Before coming to Hopkins in 1975, Dr Kidd was Assistant Director and Associate Professor of Paediatric Cardiology at the Sick Children’s Hospital in Toronto, where he investigated the surgical repair of complex heart defects.

In a 1979 Evening Sun profile, Dr Kidd discussed working with adolescents with high blood pressure. He estimated that as much as 10% of the nation’s population under the age of 18 was affected by the condition.

‘Adolescence is a very stressful time of life, and what we hope to do is help those teenagers through this period and start them on an adult life on a new track for blood pressure and everything else’, he said in the article.

He recommended exercise, relaxation techniques and lowering salt intake.

‘To his patients, he had a reassuring aura. He could fill a room with his exuberance’, said Dr Henry M Seidel, a retired Hopkins Paediatrics Professor.

Friends and family members recalled Dr Kidd’s habit of always wearing crimson red socks, which he took to sporting after his sons and daughters kept snatching his dark-coloured socks. They also said he steadfastly refused to trim his bushy eyebrows.

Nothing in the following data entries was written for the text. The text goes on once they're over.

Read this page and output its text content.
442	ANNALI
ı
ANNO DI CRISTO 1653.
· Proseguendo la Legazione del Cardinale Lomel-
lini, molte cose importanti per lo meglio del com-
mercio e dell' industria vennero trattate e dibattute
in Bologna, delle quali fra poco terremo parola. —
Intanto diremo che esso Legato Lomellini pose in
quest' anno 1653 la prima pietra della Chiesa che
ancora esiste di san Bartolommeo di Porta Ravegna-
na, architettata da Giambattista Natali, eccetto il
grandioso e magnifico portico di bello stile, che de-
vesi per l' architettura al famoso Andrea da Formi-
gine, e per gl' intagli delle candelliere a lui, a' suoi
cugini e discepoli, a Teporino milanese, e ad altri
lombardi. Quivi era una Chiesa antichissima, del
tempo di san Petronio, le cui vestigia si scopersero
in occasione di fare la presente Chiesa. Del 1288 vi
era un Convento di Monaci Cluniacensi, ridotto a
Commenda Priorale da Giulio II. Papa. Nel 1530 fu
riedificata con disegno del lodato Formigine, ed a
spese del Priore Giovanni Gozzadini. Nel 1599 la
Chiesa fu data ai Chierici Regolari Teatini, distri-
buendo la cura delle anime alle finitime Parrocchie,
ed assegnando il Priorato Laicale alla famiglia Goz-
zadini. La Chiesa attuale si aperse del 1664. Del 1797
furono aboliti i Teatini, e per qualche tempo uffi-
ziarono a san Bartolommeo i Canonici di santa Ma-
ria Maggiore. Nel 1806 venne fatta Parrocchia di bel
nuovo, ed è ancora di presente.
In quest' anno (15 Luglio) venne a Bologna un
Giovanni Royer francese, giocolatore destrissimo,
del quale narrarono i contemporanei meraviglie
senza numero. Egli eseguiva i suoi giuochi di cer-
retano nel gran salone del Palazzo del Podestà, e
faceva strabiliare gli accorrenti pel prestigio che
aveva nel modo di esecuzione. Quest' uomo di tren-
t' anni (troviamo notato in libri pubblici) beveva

‘He could quiet any child’, said Hazel McCandless Kidd, his wife of 46 years. ‘It used to embarrass me at restaurants. He would go up to a neighbouring table with children present and start talking. He had an enormous sense of humour and could speak to children at their level’.

Dr Kidd co-wrote the 1976 book The Child with Congenital Heart Disease After Surgery, and he was the author of dozens of scientific papers and chapters in medical textbooks.

He was a former trustee of St Paul’s School and a former president of the Maryland Chapter of the American Heart Association.

Survivors also include two sons, Ian Kidd of Baltimore and Andrew Kidd of Ruxton; two daughters, Caroline Kidd Barringer of Catonsville and Deirdre Pacylowski of Elkridge; and six grandchildren.